Managing your anxiety requires, of course, motivation and effort, but it also takes skill. One way to approach the management of your anxiety is through an integrated model of mindfulness and emotion regulation, which helps you reduce and manage your day-to-day symptoms. Mindfulness fosters a focus on the present moment and has been consistently associated with lower rates of anxiety and overall greater well-being. In fact, research has shown that treatments for anxiety that incorporate mindfulness practice help people combat their anxiety. Mindfulness works, in part, because of its ability to promote emotion regulation, which refers to the use of specific strategies—such as accepting and developing awareness of your emotions, or reinterpreting the meaning of a thought or behavior that causes a particular anxiety-provoking emotion—that modulate your emotions to enable you to accomplish your desired goals.

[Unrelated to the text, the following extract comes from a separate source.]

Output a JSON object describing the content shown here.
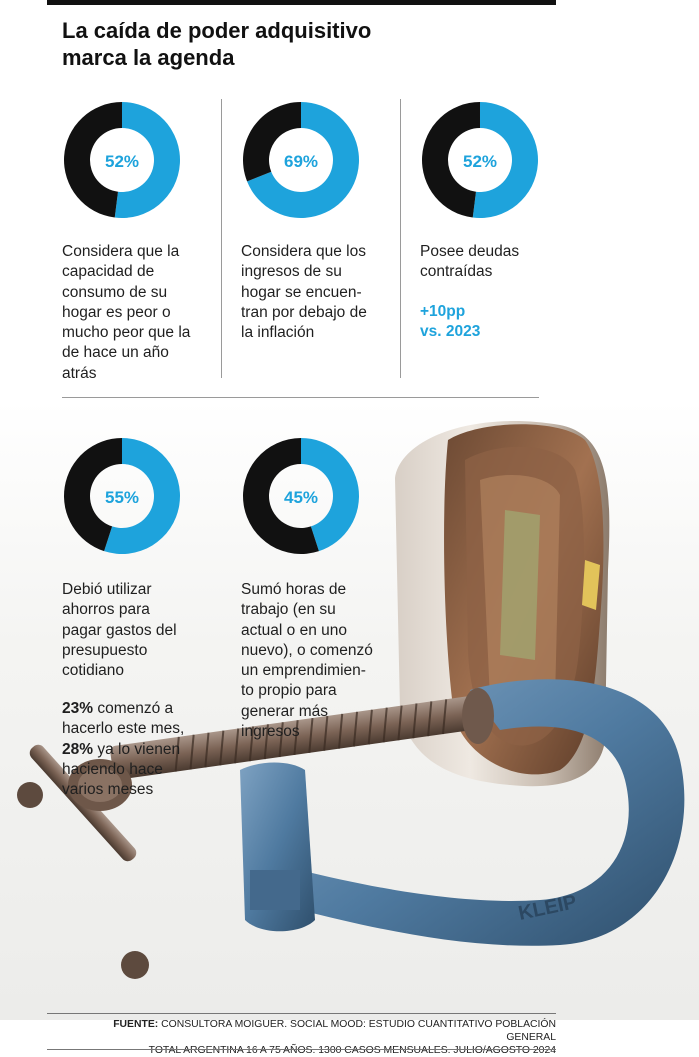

If you are curious how mindfulness and emotion regulation can help you with your anxiety, our book, Don’t Let Your Anxiety Run Your Life, will teach you how and when to pay attention to your anxiety, how to react with less intensity to your anxious emotions, and what to do when you feel as if you are overwhelmed by anxiety. We also teach you how to avoid thinking in negative ways so as not to exacerbate or foster excessive anxiety. If you’d like to learn more, try out one of the exercises from the chapter on learning to be more flexible with your emotions:
“Take a moment to identify two or three current fears, worries, or stressors. Now, try your best to reframe each situation by identifying a positive or neutral aspect of the situation. For example, if you recently had an argument with a family member, instead of dwelling on the content of the argument, use this as an opportunity to identify ways to improve your communication or think about how to avoid such an argument in the future. If it’s difficult to reappraise a particular event or situation, imagine how you might view your current anxiety a year from now, or think of how things might be worse (for example, times may be tough, but you likely aren’t going hungry, you have a roof over your head, and you have access to health care). This should give you some distance from your current problems, allowing your perspective to shift.”